Freedom: an idea worth spreading
They didn’t hold TED conferences in the 18th century, though they were no strangers to discussing and spreading great ideas. 237 years ago this week, in Philadelphia, they were tossing around a very big idea. A powder keg of an idea. And on July 4, 1776, they put it on a piece of paper and submitted it to a “candid world,” and America was born.
The idea in our Declaration of Independence was both simple and profound: create an independent nation based on the notion of freedom.
This doesn’t sound so big today; we’ve grown so accustomed to it. But it had never been done before — in the history of the world. It was entirely new territory, and it was very, very dangerous. Because beyond the usual headaches of founding a nation, this also required winning a war against the most powerful country on Earth.

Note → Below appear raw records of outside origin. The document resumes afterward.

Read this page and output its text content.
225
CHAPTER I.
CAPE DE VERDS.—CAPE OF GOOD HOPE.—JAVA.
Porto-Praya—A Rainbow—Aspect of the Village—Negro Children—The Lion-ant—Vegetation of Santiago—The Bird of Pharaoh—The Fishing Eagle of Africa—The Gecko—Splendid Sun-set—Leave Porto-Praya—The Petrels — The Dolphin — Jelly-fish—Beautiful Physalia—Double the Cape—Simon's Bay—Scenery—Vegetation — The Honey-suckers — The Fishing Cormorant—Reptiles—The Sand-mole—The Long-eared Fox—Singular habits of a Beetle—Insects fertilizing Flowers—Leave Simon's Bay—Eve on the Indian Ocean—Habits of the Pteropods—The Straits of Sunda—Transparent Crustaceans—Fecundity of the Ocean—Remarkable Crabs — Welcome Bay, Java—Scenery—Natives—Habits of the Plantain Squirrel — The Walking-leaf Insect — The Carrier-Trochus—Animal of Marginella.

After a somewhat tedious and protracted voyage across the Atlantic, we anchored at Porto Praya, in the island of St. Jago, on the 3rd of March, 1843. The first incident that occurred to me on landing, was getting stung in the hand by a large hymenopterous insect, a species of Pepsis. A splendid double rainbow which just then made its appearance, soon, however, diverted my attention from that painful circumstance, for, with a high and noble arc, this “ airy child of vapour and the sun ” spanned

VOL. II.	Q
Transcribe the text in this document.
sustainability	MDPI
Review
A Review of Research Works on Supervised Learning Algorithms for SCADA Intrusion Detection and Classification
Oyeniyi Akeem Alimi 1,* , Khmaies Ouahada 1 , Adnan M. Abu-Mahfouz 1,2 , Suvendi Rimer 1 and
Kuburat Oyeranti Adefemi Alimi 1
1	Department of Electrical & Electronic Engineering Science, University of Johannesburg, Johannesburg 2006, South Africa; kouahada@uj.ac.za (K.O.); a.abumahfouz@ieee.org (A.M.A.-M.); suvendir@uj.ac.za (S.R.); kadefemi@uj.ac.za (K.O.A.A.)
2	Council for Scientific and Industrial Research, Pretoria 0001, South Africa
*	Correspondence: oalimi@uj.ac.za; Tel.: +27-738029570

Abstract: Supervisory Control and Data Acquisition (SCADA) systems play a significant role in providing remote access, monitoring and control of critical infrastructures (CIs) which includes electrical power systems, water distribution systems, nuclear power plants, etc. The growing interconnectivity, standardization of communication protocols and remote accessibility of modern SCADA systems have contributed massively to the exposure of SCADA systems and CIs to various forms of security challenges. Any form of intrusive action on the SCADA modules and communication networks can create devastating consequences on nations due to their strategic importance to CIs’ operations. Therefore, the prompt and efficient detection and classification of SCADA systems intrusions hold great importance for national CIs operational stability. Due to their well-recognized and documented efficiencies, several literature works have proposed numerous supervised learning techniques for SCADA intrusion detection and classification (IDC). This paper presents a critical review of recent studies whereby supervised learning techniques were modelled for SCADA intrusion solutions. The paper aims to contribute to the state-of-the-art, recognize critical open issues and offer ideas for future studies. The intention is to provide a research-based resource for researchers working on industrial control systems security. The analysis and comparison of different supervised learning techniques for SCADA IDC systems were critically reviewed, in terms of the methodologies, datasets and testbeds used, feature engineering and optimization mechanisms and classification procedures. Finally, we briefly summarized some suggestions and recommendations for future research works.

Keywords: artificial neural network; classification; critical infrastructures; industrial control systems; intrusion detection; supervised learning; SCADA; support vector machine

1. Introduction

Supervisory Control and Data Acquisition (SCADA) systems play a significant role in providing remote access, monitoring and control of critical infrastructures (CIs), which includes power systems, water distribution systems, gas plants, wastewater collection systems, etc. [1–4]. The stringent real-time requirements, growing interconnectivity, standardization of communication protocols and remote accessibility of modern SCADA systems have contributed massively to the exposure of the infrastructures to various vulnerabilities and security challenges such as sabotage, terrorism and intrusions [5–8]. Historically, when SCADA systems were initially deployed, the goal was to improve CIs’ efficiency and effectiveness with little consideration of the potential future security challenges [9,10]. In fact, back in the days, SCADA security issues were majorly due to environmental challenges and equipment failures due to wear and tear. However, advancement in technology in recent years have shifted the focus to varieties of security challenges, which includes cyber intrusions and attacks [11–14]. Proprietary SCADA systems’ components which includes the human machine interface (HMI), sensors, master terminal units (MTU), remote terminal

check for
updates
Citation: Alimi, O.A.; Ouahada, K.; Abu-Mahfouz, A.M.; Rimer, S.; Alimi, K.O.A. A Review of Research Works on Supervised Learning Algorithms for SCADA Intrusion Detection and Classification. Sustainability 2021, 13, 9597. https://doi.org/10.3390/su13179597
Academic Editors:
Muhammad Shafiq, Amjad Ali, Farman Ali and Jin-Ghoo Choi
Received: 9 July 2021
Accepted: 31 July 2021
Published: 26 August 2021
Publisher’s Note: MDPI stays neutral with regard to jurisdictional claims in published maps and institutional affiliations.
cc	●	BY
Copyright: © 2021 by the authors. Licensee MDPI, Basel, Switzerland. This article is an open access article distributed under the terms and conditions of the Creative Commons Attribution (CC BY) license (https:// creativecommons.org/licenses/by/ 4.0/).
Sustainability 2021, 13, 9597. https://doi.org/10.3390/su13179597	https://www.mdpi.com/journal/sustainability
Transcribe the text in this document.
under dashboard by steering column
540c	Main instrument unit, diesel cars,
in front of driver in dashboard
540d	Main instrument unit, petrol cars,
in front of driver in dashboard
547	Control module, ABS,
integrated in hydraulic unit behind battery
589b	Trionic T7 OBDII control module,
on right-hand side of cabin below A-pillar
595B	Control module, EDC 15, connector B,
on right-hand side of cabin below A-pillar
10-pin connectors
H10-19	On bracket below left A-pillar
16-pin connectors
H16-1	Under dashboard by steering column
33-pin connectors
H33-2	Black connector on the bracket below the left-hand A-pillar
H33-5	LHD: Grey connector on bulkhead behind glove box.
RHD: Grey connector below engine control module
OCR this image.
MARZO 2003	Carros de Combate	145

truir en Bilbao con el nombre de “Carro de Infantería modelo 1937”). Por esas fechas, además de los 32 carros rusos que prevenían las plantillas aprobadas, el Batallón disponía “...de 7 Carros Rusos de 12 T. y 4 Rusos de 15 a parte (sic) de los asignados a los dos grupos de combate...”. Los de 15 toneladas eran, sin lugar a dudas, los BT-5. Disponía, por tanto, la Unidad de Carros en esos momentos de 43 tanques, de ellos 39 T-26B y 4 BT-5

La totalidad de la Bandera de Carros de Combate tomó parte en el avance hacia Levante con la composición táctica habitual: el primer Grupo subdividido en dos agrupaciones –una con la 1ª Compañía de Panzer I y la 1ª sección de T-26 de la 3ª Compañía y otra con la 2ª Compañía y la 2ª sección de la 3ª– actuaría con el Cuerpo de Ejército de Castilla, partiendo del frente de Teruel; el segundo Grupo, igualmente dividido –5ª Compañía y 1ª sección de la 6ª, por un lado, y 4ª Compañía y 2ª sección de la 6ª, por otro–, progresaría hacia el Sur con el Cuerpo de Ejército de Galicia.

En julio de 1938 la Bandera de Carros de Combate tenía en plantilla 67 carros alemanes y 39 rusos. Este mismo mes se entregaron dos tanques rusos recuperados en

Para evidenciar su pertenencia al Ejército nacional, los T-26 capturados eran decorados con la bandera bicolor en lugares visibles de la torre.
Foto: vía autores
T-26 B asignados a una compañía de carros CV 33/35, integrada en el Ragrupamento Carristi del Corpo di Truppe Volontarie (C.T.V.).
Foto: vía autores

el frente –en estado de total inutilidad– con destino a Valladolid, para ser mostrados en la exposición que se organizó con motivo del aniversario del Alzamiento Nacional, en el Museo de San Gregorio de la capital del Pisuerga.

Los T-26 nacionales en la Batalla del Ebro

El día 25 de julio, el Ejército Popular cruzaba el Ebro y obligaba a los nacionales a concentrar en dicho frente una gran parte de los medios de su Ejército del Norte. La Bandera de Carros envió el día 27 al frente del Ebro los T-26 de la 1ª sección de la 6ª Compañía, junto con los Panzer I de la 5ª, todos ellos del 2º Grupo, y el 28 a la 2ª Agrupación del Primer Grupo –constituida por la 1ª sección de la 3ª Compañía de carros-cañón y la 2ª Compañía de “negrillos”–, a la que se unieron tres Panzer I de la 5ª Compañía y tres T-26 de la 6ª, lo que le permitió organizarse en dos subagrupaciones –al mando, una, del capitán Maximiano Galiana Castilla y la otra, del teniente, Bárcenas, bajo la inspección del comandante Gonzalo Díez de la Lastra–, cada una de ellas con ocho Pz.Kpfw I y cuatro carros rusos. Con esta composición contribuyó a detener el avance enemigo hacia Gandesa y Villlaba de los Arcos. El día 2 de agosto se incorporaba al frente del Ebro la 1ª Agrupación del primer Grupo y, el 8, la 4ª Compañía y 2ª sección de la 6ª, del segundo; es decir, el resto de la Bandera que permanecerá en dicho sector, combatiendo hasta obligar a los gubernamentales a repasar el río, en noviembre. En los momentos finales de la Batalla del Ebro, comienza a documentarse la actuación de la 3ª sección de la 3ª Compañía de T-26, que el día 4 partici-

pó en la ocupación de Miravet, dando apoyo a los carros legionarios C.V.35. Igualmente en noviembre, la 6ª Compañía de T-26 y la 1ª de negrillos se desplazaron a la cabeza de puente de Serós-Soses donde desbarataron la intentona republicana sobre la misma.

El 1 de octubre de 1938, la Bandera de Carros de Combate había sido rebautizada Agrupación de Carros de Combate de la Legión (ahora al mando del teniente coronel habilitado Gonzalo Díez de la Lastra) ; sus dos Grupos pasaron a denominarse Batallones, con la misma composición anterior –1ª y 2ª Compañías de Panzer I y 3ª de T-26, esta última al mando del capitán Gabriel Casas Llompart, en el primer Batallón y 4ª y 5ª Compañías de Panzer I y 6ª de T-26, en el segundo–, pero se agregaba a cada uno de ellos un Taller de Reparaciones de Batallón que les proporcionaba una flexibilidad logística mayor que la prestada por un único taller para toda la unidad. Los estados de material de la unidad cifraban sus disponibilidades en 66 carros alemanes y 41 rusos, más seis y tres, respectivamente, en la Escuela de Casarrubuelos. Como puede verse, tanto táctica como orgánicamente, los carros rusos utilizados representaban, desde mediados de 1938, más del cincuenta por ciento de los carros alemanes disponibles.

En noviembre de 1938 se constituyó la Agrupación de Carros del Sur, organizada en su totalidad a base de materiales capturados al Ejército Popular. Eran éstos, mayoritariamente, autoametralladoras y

This Thursday we will celebrate America’s independence. Here’s an idea: Let’s read the Declaration of Independence again. All the way through. It can feel tedious when you get to the long list of “abuses and usurpations,” but hang in there. The last line reads: “And for the support of this Declaration, with a firm reliance on the protection of divine Providence, we mutually pledge to each other our Lives, our Fortunes and our sacred Honor.” This may sound quaint, because we don’t talk like that anymore. But make no mistake — these guys weren’t just scratching their names on a document; they were putting their lives on the line.
It’s not as fashionable these days to appreciate the founding of our country, or the men behind it. Turns out they all had flaws, and this seems to get the lion’s share of the attention. It’s too bad. Because through their brilliance and their courage, they bequeathed to us a great gift. One that keeps on giving, provided we don’t squander it.
I hope we think about that as we enjoy the sunshine and barbecue this Thursday. I hope we discuss it, like the founding fathers did, but without the threat of invasion or arrest. This freedom we share is both a blessing and a responsibility. It deserves our appreciation, and our vigilance.